Hence, it is imperative to implement a gender lens in assessing the socio-economic impact of this pandemic in India. Under the Pradhan Mantri Gareeb Kalyan package, the government has provided an insurance cover of INR 50 lakh to 22.12 lakh public healthcare workers who are at high risk of contracting the virus. The collateral-free loans to SHGs have been doubled from INR 10 lakhs to 20 lakhs, benefitting 7 crore families. 20 crore women Jan Dhan bank account holders will receive INR 500 per month for three months ending June. In the longer term, it is imperative to provide continued social protection and income-support to vulnerable women such as single mothers, domestic workers, self-employed women, refugee women and girls and widows. The frontline health workers like the ASHAs and Anganwadi workers must be provided with protective equipment, sanitizers, COVID-19 testing kits and increased compensation and benefits like any other government employee. Their network must be strengthened and protected on a priority basis. Psycho-social support to health workers is also needed, given the backdrop of stigmatization and violence that they have been receiving from certain communities.

The first step to addressing gender-based violence is to conduct a quick study to comprehend the scale of the problem in India and build support systems into the coronavirus response. Women’s organizations must be proactively included in coronavirus policy and self-quarantine must be prescribed only after assessing a woman’s condition at home. Victims of violence must be put up in safe spaces away from home. Helplines for domestic violence reporting and psycho-social support must be an essential service in the current situation. For women who have difficulty in reaching out due to fear, measures such as code words and code numbers must be implemented, and the network of ASHA workers must be utilized to inquire about stress or violence. Women and girls who are economically dependent on their abusers could benefit from properly designed cash transfers. 

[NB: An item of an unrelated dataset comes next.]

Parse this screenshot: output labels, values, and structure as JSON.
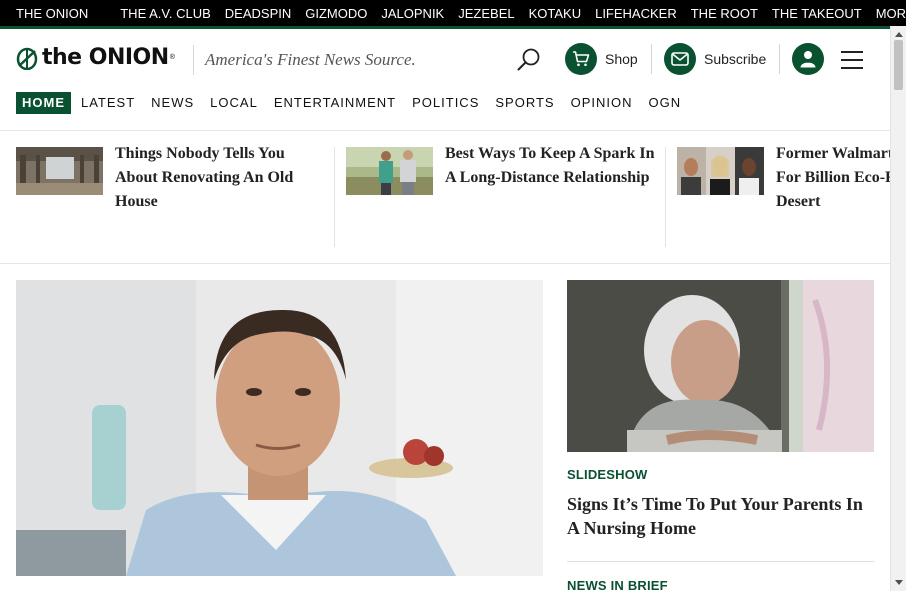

Pandemic specific family-planning awareness campaigns are required, especially in rural areas. An emergency package of sexual and reproductive health services must be made available to women. The health workers must be incentivized to continue maternal and child health services and should be trained to use digital tools to provide consultation services on family planning. Menstrual hygiene kits must be made available and accessible to even the last mile populations. Also, the cash incentives and instalments under the Janani Suraksha Yojana and Pradhan Mantri Matru Vandana Yojana must be paid in advance. It is crucial to identify the most marginalised women who are refugees, have disabilities, live in conflict-stricken areas or remote communities and find ways to reach them and alleviate their sufferings.

A gender-friendly policy which recognizes the gender dimensions of this pandemic and mitigates these gaps in outcomes for men and women is the need of the hour. Data and monitoring are central to during and post-pandemic policy design and implementation, as it can be useful in mapping the last mile vulnerable populations and identifying associated deprivations. Policies and measures to address domestic violence against women, safeguard and secure frontline health workers, providing mental health support to women, family-planning services and menstrual hygiene kits, income support to informal sector workers, mitigating malnutrition among women and increasing employment opportunities for them are critical to minimize the differential outcomes in the society.